Range area matters, and so does spatial configuration: predicting conservation status in vertebrates

25 February 2019

Lucas, Pablo; Gonzalez-Suarez, Manuela; Revilla, Eloy

The current rapid loss of biodiversity globally calls for improved tools to predict conservation status. Conservation status varies among taxa and is influenced by intrinsic species’ traits and extrinsic factors. Among these predictors, the most consistently recognized and widely available is geographic range area. However, ranges of equal area can have diverse spatial configurations that reflect variation in threatening processes and species’ characteristics (e.g., dispersal ability), and can affect local and regional population dynamics. The aim of this study is to assess if and how the spatial configuration of a species’ range relates to its conservation status.
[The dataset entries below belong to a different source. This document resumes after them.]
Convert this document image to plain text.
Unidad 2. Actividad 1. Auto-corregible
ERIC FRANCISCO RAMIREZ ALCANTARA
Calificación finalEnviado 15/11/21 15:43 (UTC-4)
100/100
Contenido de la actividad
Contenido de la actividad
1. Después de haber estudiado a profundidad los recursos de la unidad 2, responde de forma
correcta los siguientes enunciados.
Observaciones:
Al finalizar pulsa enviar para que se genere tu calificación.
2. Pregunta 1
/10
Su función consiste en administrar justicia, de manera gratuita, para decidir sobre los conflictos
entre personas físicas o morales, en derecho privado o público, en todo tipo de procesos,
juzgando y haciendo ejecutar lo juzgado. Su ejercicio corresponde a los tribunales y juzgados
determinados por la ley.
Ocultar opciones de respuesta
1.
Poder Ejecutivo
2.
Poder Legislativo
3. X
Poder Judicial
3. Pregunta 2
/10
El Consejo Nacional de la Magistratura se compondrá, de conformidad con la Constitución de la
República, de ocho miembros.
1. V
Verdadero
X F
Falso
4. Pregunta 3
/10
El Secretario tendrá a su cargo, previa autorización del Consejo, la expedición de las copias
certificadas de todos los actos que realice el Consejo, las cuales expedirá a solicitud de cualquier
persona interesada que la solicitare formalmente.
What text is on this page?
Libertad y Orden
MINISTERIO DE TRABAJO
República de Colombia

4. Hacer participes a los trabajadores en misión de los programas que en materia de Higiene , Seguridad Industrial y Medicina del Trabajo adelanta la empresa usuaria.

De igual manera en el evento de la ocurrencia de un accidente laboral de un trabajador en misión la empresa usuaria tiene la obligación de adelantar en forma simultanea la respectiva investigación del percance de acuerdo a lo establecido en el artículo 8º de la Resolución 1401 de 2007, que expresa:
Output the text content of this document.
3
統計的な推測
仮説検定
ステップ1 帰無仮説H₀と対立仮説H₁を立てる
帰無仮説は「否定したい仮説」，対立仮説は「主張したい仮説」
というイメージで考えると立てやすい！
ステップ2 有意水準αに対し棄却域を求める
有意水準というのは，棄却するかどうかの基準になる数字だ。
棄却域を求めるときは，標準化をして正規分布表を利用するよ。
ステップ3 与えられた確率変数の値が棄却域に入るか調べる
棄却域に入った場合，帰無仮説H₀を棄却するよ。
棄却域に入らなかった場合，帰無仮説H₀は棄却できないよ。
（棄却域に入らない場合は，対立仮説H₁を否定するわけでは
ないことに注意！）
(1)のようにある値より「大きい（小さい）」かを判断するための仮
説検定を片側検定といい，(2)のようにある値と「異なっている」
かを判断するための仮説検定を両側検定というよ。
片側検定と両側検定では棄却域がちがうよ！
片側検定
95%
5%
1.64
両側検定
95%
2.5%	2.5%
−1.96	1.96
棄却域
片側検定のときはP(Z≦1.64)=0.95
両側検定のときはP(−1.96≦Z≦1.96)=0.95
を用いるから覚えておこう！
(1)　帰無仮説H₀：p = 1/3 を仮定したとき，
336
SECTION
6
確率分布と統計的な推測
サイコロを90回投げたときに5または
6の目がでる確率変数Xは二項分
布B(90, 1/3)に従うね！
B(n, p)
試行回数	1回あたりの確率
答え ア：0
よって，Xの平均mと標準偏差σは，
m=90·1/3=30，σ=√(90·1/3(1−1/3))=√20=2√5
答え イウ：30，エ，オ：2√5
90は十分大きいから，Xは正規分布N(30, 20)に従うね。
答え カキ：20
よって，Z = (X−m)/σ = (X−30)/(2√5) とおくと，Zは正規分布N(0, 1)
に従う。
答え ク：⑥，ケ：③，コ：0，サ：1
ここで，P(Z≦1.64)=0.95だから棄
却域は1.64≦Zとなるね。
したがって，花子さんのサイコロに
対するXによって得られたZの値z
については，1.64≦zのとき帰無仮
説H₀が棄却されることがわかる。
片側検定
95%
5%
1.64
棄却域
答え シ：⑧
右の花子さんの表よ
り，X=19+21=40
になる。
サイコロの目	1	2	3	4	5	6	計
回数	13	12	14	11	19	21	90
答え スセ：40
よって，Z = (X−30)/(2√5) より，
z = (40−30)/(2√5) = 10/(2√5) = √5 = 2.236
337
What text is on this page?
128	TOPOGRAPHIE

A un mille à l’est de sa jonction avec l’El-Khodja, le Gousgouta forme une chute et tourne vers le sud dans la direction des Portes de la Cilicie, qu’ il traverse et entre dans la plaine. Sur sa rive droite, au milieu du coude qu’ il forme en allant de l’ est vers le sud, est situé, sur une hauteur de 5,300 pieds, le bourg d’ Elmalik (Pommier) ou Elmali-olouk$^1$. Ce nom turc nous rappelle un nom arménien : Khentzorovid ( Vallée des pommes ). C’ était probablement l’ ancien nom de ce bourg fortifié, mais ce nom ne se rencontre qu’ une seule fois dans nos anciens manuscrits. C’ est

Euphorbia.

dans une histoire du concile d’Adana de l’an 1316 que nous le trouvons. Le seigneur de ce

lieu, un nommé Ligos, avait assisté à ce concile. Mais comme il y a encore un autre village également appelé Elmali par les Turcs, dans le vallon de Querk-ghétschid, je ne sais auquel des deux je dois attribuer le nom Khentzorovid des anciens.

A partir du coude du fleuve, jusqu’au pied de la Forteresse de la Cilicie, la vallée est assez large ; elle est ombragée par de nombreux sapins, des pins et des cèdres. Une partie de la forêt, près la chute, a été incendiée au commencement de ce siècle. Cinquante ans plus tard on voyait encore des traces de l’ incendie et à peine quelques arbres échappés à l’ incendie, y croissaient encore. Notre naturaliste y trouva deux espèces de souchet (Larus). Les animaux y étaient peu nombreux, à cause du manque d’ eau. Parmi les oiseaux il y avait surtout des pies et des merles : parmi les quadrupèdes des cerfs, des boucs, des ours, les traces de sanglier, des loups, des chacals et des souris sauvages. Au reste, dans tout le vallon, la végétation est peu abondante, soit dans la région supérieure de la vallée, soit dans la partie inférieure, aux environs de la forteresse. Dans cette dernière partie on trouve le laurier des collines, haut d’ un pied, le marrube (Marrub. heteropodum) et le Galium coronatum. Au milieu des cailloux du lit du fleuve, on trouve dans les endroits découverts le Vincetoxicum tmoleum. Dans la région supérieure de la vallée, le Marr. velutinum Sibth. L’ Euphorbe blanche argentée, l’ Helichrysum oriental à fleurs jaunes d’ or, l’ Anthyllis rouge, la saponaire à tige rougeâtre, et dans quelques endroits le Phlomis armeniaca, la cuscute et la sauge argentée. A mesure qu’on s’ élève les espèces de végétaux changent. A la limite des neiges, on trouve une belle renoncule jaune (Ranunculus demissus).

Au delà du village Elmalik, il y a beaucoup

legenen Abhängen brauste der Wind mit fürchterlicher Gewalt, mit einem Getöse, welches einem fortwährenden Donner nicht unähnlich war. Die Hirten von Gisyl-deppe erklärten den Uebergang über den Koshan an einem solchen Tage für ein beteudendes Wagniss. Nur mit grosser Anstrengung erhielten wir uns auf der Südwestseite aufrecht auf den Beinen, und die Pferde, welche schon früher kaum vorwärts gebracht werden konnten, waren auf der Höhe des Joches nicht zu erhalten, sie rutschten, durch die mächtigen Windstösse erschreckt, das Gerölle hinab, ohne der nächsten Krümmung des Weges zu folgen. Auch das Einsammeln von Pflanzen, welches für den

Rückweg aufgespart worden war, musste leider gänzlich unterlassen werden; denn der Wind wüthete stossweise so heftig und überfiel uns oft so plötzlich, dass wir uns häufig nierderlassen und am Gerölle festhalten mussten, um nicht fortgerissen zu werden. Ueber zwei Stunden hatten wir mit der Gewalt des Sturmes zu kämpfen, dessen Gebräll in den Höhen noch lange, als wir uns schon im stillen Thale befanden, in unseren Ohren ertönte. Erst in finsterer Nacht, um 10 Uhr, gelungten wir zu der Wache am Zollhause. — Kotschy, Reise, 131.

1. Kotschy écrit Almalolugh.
We obtained range maps and two descriptors of conservation status: extinction risk and population trend, from the IUCN for 11,052 species of amphibians, non-marine birds, and terrestrial mammals distributed across the World. We characterized spatial configuration using descriptors of shape and fragmentation (fragment number and size heterogeneity) and used regression analysis to evaluate their role in explaining current extinction risk and population trend. The most important predictor of conservation status was range area, but our analyses also identified shape and fragmentation as valuable predictors. We detected complex relationships, revealed by multiple interaction terms, e.g. more circular shapes were negatively correlated with population trend, and heterogeneity was positively correlated with extinction risk for small range areas but negatively for bigger ranges. Considering descriptors of spatial configuration beyond size improves our understanding of conservation status among vertebrates. The metrics we propose are relatively easy to define (although values can be sensitive to data quality), and unlike other correlates of status, like species’ traits, are readily available for many species (all of those with range maps). We argue that considering spatial configuration predictors is a straightforward way to improve our capacity to predict conservation status and thus, can be useful to promote more effective conservation.